In defense of drug discovery in general, that discovery has become more difficult over the decades is unmistakable. At one time, natural products dominated our pharmacopeias, and for decades there seemed to be an endless supply of natural chemical structures that could be used directly or with modest chemical modification. Those days are gone, or perhaps the natural product route has simply been put on the back burner.

With the low-hanging fruit harvested long ago and regulators generally raising the bar for approval of me-too drugs, it is a remarkable accomplishment that discovery (as quantified by NMEs) has kept pace over the years, no doubt facilitated by the emergence of in silico tools.

Thanks to powers-of-ten advances in computing power, in silico drug discovery and development are miles ahead of their capabilities, compared with even five years ago. Algorithms are far more powerful, and the scientific knowledge base has grown.

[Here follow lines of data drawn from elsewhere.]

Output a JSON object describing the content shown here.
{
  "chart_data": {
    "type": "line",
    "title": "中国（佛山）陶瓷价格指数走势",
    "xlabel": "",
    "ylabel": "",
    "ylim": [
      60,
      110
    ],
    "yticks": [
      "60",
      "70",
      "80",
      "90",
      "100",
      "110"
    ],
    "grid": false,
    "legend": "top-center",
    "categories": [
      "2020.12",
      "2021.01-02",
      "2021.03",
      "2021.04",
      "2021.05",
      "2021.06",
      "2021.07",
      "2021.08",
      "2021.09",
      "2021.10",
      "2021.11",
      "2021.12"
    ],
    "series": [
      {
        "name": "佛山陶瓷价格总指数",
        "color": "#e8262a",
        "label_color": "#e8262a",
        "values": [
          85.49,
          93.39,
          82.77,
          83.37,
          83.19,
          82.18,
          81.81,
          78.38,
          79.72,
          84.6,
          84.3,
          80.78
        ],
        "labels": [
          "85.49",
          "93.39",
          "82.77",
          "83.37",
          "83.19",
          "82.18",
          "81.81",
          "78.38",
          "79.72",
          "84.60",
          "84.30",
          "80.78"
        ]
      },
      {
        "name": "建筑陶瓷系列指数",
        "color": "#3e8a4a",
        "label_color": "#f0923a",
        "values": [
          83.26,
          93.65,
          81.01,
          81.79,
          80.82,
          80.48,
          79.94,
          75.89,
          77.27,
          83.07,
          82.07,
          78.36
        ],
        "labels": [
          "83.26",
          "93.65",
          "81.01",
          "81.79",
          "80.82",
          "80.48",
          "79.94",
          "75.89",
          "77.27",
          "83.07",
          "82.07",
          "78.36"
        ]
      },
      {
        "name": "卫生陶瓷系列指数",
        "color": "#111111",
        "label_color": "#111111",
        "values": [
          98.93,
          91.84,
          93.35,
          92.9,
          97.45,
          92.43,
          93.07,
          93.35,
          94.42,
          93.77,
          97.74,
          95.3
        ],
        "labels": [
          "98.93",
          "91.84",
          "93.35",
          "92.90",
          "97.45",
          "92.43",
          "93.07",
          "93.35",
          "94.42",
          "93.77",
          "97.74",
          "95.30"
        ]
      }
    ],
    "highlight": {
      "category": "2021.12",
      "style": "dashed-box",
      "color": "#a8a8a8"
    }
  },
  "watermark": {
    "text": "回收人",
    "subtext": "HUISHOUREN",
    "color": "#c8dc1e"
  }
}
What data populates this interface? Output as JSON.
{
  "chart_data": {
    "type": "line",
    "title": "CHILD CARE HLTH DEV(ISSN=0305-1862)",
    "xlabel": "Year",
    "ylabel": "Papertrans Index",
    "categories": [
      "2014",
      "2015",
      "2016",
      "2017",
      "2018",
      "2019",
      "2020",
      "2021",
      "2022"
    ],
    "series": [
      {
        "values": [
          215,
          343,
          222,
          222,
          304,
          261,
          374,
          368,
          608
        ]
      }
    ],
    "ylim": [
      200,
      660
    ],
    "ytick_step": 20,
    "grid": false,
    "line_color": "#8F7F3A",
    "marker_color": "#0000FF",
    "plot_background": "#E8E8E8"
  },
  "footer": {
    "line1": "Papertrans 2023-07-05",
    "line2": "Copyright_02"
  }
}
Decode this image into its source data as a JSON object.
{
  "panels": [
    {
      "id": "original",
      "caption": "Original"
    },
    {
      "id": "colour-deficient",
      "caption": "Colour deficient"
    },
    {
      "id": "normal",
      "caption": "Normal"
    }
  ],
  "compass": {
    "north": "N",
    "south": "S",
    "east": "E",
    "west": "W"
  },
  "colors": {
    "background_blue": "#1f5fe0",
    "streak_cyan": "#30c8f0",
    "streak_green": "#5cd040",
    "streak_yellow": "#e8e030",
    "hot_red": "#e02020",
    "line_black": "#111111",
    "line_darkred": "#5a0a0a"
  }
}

Modern drug discovery demands access to and assessment of biological, chemical, logistical, and computational data from a wide variety of sources, the combination of which is beyond the capabilities of discovery scientists. “Often, they must rely on their IT staff to develop the infrastructure to access, integrate, analyze, and visualize scientific data to make critical decisions,” says Minton.

“I see no end in sight for simulation and modeling—it is clearly here to stay, and I predict that one day the cost and time to bring a new drug to market for a particular indication will be a fraction of what it is today,” adds Woltosz.